Opinion Dynamics and Cultural Conflict in European.. (ODYCCEUS)
Opinion Dynamics and Cultural Conflict in European Spaces
(ODYCCEUS)
Start date: Jan 1, 2017,
End date: Dec 31, 2020
PROJECT
FINISHED
Social media and the digitization of news and discussion fora are having far-reaching effects on the way individuals and communities communicate, organize, and express themselves. Can the information circulating on these platforms be tapped to better understand and analyze the enormous problems facing our contemporary society? Could this help us to better monitor the growing number of social crises due to cultural differences and diverging world-views? Would this facilitate early detection and perhaps even ways to resolve conflicts before they lead to violence? The Odycceus project answers all these questions affirmatively. It will develop the conceptual foundations, methodologies, and tools to translate this bold vision into reality and demonstrate its power in a large number of cases.
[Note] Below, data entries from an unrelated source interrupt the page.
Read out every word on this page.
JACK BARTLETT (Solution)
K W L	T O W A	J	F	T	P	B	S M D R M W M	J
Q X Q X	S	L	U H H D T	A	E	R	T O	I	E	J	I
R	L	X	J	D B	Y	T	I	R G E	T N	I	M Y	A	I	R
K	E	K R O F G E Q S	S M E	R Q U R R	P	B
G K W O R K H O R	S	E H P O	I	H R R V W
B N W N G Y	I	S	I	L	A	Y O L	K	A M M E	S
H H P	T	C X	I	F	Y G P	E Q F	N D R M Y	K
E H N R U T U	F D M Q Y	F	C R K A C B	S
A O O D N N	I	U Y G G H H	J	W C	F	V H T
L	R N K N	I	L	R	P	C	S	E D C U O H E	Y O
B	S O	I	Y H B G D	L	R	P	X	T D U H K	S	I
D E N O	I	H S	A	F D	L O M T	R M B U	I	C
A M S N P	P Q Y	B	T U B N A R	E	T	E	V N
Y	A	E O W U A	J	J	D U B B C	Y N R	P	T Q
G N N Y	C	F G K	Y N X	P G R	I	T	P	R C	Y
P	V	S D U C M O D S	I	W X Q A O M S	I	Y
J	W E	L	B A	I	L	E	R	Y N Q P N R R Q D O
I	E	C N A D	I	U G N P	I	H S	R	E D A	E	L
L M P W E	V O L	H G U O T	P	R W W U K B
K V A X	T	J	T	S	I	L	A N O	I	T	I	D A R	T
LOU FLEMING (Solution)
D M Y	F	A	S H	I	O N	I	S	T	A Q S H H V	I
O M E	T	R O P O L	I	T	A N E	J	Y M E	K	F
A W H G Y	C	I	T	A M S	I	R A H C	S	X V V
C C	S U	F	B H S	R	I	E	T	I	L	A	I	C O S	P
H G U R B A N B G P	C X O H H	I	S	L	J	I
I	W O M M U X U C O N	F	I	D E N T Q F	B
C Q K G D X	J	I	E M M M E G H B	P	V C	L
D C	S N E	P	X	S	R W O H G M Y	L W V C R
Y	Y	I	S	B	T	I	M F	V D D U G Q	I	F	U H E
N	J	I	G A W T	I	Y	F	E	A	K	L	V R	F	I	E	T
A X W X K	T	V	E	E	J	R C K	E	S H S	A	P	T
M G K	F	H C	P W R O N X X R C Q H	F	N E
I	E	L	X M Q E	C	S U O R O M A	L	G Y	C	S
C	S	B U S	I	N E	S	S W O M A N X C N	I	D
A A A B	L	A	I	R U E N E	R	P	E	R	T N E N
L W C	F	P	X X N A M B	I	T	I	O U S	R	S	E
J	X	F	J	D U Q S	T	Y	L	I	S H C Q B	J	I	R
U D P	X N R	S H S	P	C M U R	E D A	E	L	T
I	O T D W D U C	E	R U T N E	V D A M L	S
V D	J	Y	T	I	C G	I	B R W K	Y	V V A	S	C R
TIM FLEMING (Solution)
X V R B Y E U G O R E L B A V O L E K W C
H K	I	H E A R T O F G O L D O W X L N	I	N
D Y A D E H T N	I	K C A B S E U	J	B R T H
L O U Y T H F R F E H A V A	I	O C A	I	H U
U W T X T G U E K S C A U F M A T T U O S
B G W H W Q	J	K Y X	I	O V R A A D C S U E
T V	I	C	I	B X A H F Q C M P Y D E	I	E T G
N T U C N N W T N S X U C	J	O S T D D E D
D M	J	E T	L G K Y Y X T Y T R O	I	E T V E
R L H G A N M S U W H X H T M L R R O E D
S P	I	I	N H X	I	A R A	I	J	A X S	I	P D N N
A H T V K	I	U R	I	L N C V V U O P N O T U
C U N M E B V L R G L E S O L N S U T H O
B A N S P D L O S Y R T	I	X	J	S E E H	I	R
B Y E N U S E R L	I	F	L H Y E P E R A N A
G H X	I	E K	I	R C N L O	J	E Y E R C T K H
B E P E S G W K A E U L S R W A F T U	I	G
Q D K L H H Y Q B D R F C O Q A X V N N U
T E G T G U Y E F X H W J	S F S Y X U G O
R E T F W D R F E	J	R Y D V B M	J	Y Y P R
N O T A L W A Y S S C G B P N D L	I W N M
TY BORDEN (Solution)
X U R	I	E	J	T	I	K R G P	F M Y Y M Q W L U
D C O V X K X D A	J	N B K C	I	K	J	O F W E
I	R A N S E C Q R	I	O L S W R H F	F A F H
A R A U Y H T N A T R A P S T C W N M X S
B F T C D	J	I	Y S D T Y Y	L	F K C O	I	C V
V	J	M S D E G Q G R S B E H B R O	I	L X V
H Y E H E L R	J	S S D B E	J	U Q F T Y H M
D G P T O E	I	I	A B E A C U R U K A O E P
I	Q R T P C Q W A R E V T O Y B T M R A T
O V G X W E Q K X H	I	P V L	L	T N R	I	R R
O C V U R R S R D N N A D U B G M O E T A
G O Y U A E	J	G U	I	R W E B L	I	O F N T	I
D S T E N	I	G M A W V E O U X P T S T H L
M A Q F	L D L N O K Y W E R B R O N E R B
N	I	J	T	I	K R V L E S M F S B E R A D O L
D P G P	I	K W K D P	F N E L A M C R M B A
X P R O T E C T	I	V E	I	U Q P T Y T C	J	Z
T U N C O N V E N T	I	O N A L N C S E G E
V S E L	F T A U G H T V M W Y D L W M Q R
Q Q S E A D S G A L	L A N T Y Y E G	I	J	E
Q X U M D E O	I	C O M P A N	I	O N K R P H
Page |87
Specifically, the project seeks conceptual breakthroughs in Global Systems Science, including a fine-grained representation of cultural conflicts based on conceptual spaces and sophisticated text analysis, extensions of game theory to handle games with both divergent interests and divergent mindsets, and new models of alignment and polarization dynamics. The project will also develop an open modular platform, called Penelope, that integrates tools for the complete pipeline, from data scraped from social media and digital sources, to visualization of the analyses and models developed by the project. The platform features an infrastructure allowing developers to provide new plug-ins for additional steps in the pipeline, share them with others, and jointly develop the platform as an open source community. Finally, the project will build two innovative participatory tools, the Opinion Observatory and the Opinion Facilitator, which allow citizens to monitor, visualize and influence the dynamics of conflict situations that involve heterogeneous cultural biases and non-transparent entanglements of multilateral interests.